What is missing when there is no physical examination

But Texas psychiatrist Nidal Moukaddam views the issue very differently. “That with the phone was awful. Awful,” she says.

Almost all patients in her clinic, whose first appointment was by telephone, did not show up for follow-up treatment, Moukaddam says. She is an Associate Professor of Psychiatry and Behavioral Sciences at Baylor College of Medicine and a member of the Physicians for Patient Protection. “Only sound did not give us [a] connection to the patient, “which was often reached on a mobile phone while shopping or driving a car or in the bathroom, she says and therefore is not fully engaged.
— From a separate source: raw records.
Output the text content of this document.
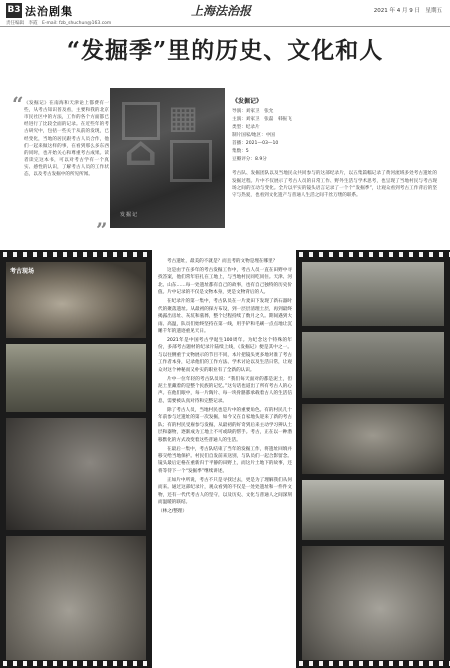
B3 法治剧集	上海法治报	2021 年 4 月 9 日　星期五
责任编辑　李霞　E-mail: fzb_shuchun@163.com
“发掘季”里的历史、文化和人
“ 《发掘记》在南海和天津论上都费有一些，从考古知识普及看，主要和我的北京市民社区中的方法，工作的各个方面都已经进行了比较全面的记录。在近些年的考古研究中，包括一些关于从前的发现，已经变化，当地的居民跟考古人员合作，他们一起来做这样的事，在看到那么多东西的同时，也开始关心和尊重考古成果。读者读完这本书，可以对考古学有一个真实、感性的认识，了解考古人员的工作状态，以及考古发掘中的所见所闻。
”
⌂
▦
发掘记
《发掘记》
导演：刘家卫　张允
主演：刘家卫　张磊　韩振飞
类型：纪录片
制片国家/地区：中国
首播：2021—03—10
集数：5
豆瓣评分：8.9分

考古队、发掘团队以及当地民众共同参与的这部纪录片，以五集篇幅记录了黄河流域多处考古遗址的发掘过程。片中不仅展示了考古人员的日常工作、野外生活与学术思考，也呈现了当地村民与考古现场之间的互动与变化。全片以平实的镜头语言记录了一个个“发掘季”，让观众看到考古工作背后的坚守与热爱，也看到文化遗产与普通人生活之间千丝万缕的联系。

考古现场

考古遗址，最美的不就是？而且考的文物是埋在哪里？

这是由于在多年的考古发掘工作中，考古人员一直在田野中寻找答案，他们常年驻扎在工地上，与当地村民同吃同住。天津、河北、山东……每一处遗址都有自己的故事，也有自己独特的历史价值。片中记录的不仅是文物本身，更是文物背后的人。

在纪录片的第一集中，考古队员在一片麦田下发现了新石器时代的聚落遗址。从最初的探方布设，到一层层清理土层，再到最终揭露出房址、灰坑和墓葬，整个过程持续了数月之久。期间遇到大雨、高温，队员们始终坚持在第一线，用手铲和毛刷一点点地让沉睡千年的遗迹重见天日。

2021年是中国考古学诞生100周年。为纪念这个特殊的年份，多部考古题材的纪录片陆续上线，《发掘记》便是其中之一。与以往侧重于文物展示的节目不同，本片把镜头更多地对准了考古工作者本身，记录他们的工作方法、学术讨论以及生活日常，让观众对这个神秘而又朴实的职业有了全新的认识。

片中一位年轻的考古队员说：“我们每天面对的都是泥土，但泥土里藏着的是整个民族的记忆。”这句话也道出了所有考古人的心声。在他们眼中，每一片陶片、每一块骨骼都承载着古人的生活信息，需要被认真对待和完整记录。

除了考古人员，当地村民也是片中的重要角色。有的村民几十年前参与过遗址的第一次发掘，如今又在自家地头迎来了新的考古队；有的村民受雇参与发掘，从最初的好奇到后来主动学习辨认土层和器物，逐渐成为工地上不可或缺的帮手。考古，正在以一种潜移默化的方式改变着这些普通人的生活。

在最后一集中，考古队结束了当年的发掘工作，将遗址回填并移交给当地保护。村民们自发前来送别，与队员们一起合影留念。镜头最后定格在重新归于平静的田野上，而这片土地下的故事，还将等待下一个“发掘季”继续讲述。

正如片中所说，考古不只是寻找过去，更是为了理解我们从何而来。通过这部纪录片，观众看到的不仅是一处处遗址和一件件文物，还有一代代考古人的坚守，以及历史、文化与普通人之间深刻而温暖的联结。

（林之/整理）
Moukaddam also could not assess whether they had tremors, discoloration of the skin or alcohol on the air, she says. “The problem is, it’s killing drugs – you can not do things without a physical examination.”

Telehealth has grown 38 times since the pandemic began, according to a study by consulting firm McKinsey & Co. – not only for therapy and mental health, but also for the treatment of physical conditions.
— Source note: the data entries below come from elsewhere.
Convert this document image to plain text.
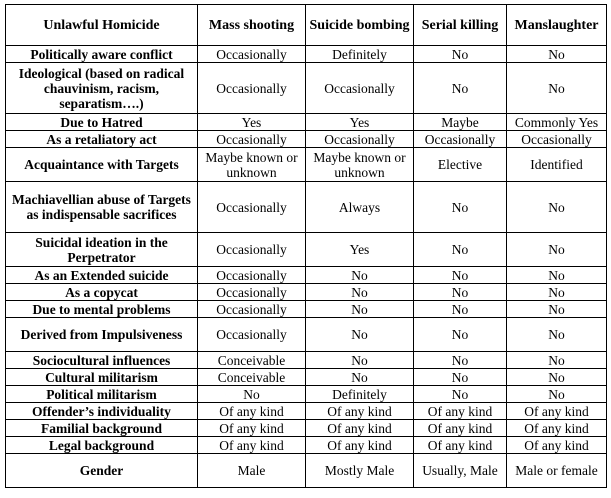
Unlawful Homicide	Mass shooting	Suicide bombing	Serial killing	Manslaughter
Politically aware conflict	Occasionally	Definitely	No	No
Ideological (based on radical chauvinism, racism, separatism….)	Occasionally	Occasionally	No	No
Due to Hatred	Yes	Yes	Maybe	Commonly Yes
As a retaliatory act	Occasionally	Occasionally	Occasionally	Occasionally
Acquaintance with Targets	Maybe known or unknown	Maybe known or unknown	Elective	Identified
Machiavellian abuse of Targets as indispensable sacrifices	Occasionally	Always	No	No
Suicidal ideation in the Perpetrator	Occasionally	Yes	No	No
As an Extended suicide	Occasionally	No	No	No
As a copycat	Occasionally	No	No	No
Due to mental problems	Occasionally	No	No	No
Derived from Impulsiveness	Occasionally	No	No	No
Sociocultural influences	Conceivable	No	No	No
Cultural militarism	Conceivable	No	No	No
Political militarism	No	Definitely	No	No
Offender’s individuality	Of any kind	Of any kind	Of any kind	Of any kind
Familial background	Of any kind	Of any kind	Of any kind	Of any kind
Legal background	Of any kind	Of any kind	Of any kind	Of any kind
Gender	Male	Mostly Male	Usually, Male	Male or female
It is a mixed case for people like Rahul Shah, an orthopedist in southern New Jersey who says he loves the ability to telephone patients with their family members, but also hears about patients meeting their surgeons for the first time in the operating room.

“It’s scary,” he says. “It’s scary. Think of the risks the doctor takes by never laying hands on the patient – I mean, it’s amazing” and would never have happened before the pandemic.
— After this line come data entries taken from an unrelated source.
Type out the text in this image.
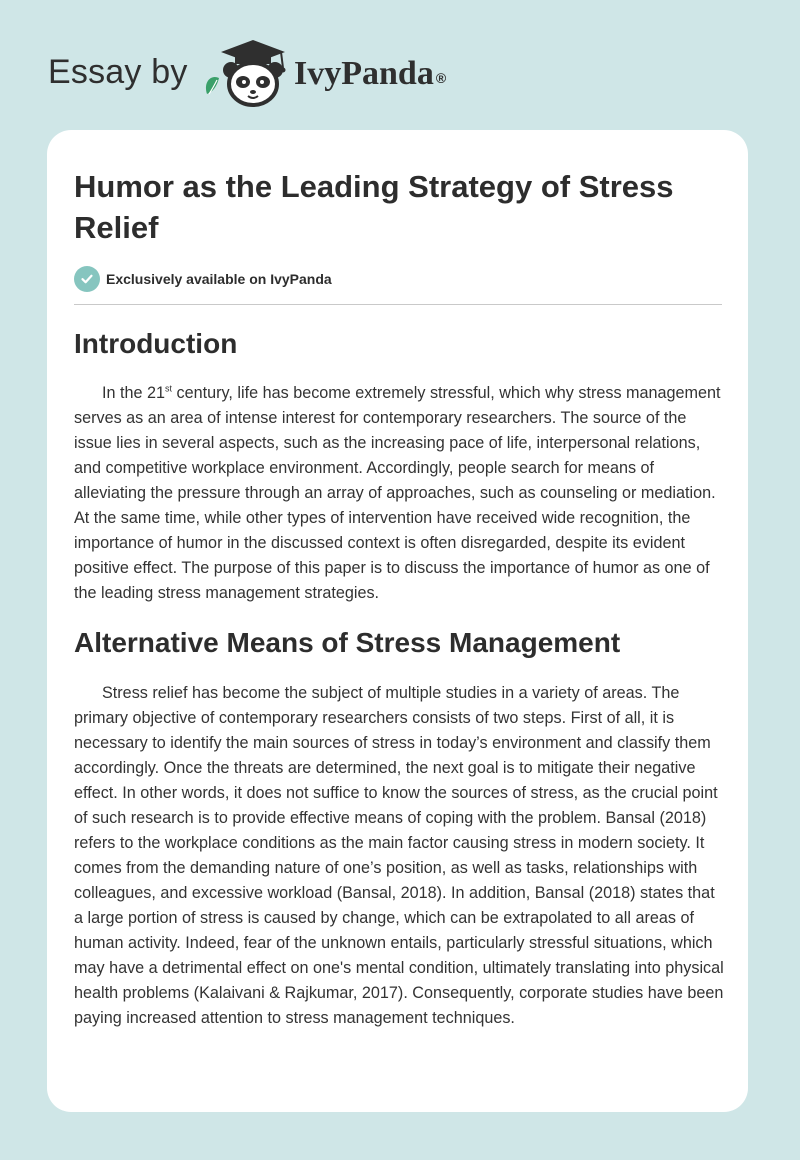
Essay by	IvyPanda ®
Humor as the Leading Strategy of Stress Relief
Exclusively available on IvyPanda
Introduction

In the 21st century, life has become extremely stressful, which why stress management serves as an area of intense interest for contemporary researchers. The source of the issue lies in several aspects, such as the increasing pace of life, interpersonal relations, and competitive workplace environment. Accordingly, people search for means of alleviating the pressure through an array of approaches, such as counseling or mediation. At the same time, while other types of intervention have received wide recognition, the importance of humor in the discussed context is often disregarded, despite its evident positive effect. The purpose of this paper is to discuss the importance of humor as one of the leading stress management strategies.

Alternative Means of Stress Management

Stress relief has become the subject of multiple studies in a variety of areas. The primary objective of contemporary researchers consists of two steps. First of all, it is necessary to identify the main sources of stress in today’s environment and classify them accordingly. Once the threats are determined, the next goal is to mitigate their negative effect. In other words, it does not suffice to know the sources of stress, as the crucial point of such research is to provide effective means of coping with the problem. Bansal (2018) refers to the workplace conditions as the main factor causing stress in modern society. It comes from the demanding nature of one’s position, as well as tasks, relationships with colleagues, and excessive workload (Bansal, 2018). In addition, Bansal (2018) states that a large portion of stress is caused by change, which can be extrapolated to all areas of human activity. Indeed, fear of the unknown entails, particularly stressful situations, which may have a detrimental effect on one's mental condition, ultimately translating into physical health problems (Kalaivani & Rajkumar, 2017). Consequently, corporate studies have been paying increased attention to stress management techniques.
There is still no substitute for personal health care, he says. For example, he recently saw a patient in his office who had come in with various medical tests and scans that showed that his pain was radiating from his lower back. But when the man stumbled out of the chair, Shah suspected another perpetrator and ordered another MRI.

“Look and see, it turns out the lord had signs of significant problems in his throat,” Shah says. “If I had not seen him come out of the chair, I would have missed this whole series of questions.” That kind of change in diagnosis after a personal visit, he says, happens every other week in his practice.

Movement towards a hybrid of remote and personal health care

Like many other doctors, Shah sees that medicine is moving toward a hybrid of both remote care – in the types of cases where it is adequate – and personal care. His home state of New Jersey has not yet enacted a bill approving the extension of telecommunications health facilities or specifying what insurance to pay for those phone or video visits. But given the changing regulatory and insurance landscape, Shah says it is also difficult to know how much his practice will have to invest in new opportunities to offer telecommunications healthcare deals.

It’s a common complaint, says Courtney Joslin, a resident fellow at the R Street Institute, a free-market think tank.

“There’s so much uncertainty about what needs to be done permanently and what goes back to the way things were,” she says. “Now many providers and even hospitals are like, ‘Well, should we continue to invest in the infrastructure for this? Will our state continue to allow this or not?’

And that leaves many patients – and their doctors – in limbo.